Glueballs, Constituent Gluons and Instantons

TL;DR

This paper develops a constituent two-gluon model for glueballs in pure Yang--Mills theory, incorporating instanton effects and confinement, and compares results with lattice data.

Contribution

It introduces a novel two-gluon framework with instanton-induced mass and forces, aligning with lattice results and explaining glueball properties.

Findings

The scalar $0^{++}$ glueball is very compact, about 1/3 fm in size.

The tensor $2^{++}$ glueball is more spatially extended due to centrifugal effects.

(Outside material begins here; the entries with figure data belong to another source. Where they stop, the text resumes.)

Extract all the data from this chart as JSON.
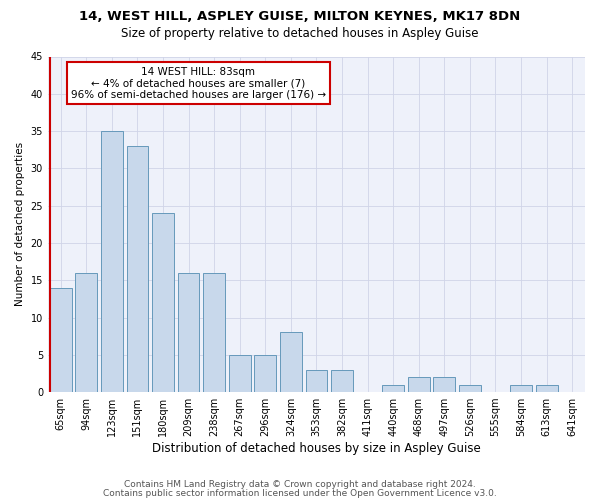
{
  "title": "14, WEST HILL, ASPLEY GUISE, MILTON KEYNES, MK17 8DN",
  "subtitle": "Size of property relative to detached houses in Aspley Guise",
  "xlabel": "Distribution of detached houses by size in Aspley Guise",
  "ylabel": "Number of detached properties",
  "categories": [
    "65sqm",
    "94sqm",
    "123sqm",
    "151sqm",
    "180sqm",
    "209sqm",
    "238sqm",
    "267sqm",
    "296sqm",
    "324sqm",
    "353sqm",
    "382sqm",
    "411sqm",
    "440sqm",
    "468sqm",
    "497sqm",
    "526sqm",
    "555sqm",
    "584sqm",
    "613sqm",
    "641sqm"
  ],
  "values": [
    14,
    16,
    35,
    33,
    24,
    16,
    16,
    5,
    5,
    8,
    3,
    3,
    0,
    1,
    2,
    2,
    1,
    0,
    1,
    1,
    0
  ],
  "bar_color": "#c8d8eb",
  "bar_edge_color": "#6699bb",
  "background_color": "#eef1fa",
  "grid_color": "#d0d4e8",
  "annotation_line1": "14 WEST HILL: 83sqm",
  "annotation_line2": "← 4% of detached houses are smaller (7)",
  "annotation_line3": "96% of semi-detached houses are larger (176) →",
  "annotation_box_color": "#ffffff",
  "annotation_edge_color": "#cc0000",
  "vline_color": "#cc0000",
  "ylim": [
    0,
    45
  ],
  "yticks": [
    0,
    5,
    10,
    15,
    20,
    25,
    30,
    35,
    40,
    45
  ],
  "footer1": "Contains HM Land Registry data © Crown copyright and database right 2024.",
  "footer2": "Contains public sector information licensed under the Open Government Licence v3.0.",
  "title_fontsize": 9.5,
  "subtitle_fontsize": 8.5,
  "xlabel_fontsize": 8.5,
  "ylabel_fontsize": 7.5,
  "tick_fontsize": 7,
  "annotation_fontsize": 7.5,
  "footer_fontsize": 6.5
}
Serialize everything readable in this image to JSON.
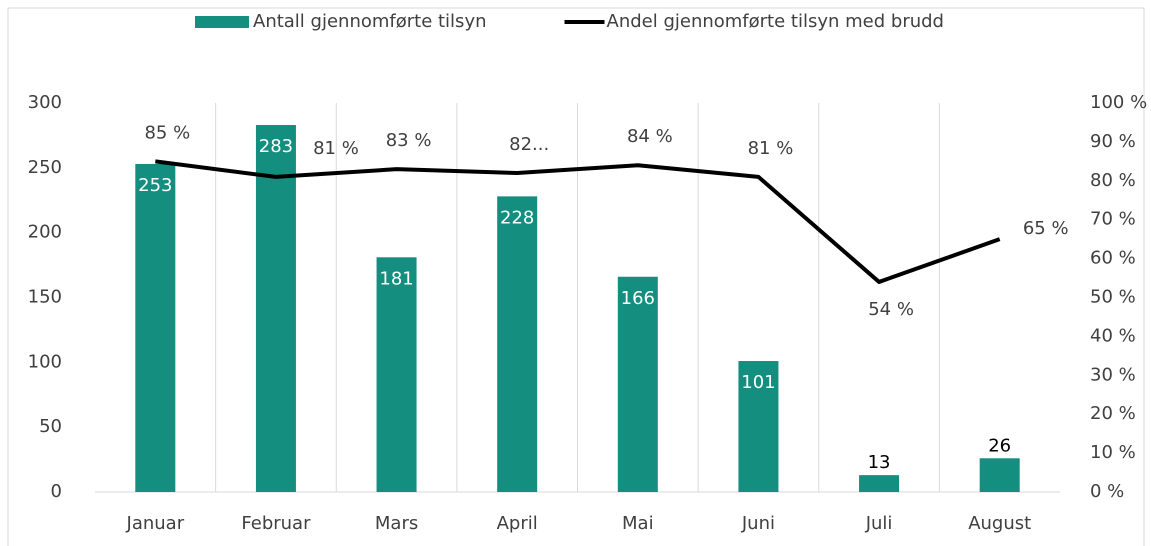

The model supports Regge behavior for excited states, consistent with lattice observations.

Abstract

We present a constituent two-gluon description of the lowest-lying glueball states in pure Yang--Mills theory, calibrated against quenched lattice results. The framework incorporates an instanton-induced dynamical gluon mass, Casimir-scaled adjoint confinement, the short-distance adjoint Coulomb interaction, and instanton-induced central and tensor forces. The scalar $0^{++}$ glueball is found to be exceptionally compact, with a radius of order the instanton size, $\rho \sim \frac 13\,\mathrm{fm}$, consistent with lattice indications. By contrast, the tensor $2^{++}$ state remains spatially extended due to the centrifugal barrier. We also discuss the role of $S$-$D$ mixing. A semiclassical analysis further supports Regge behavior for excited states, in agreement with lattice results.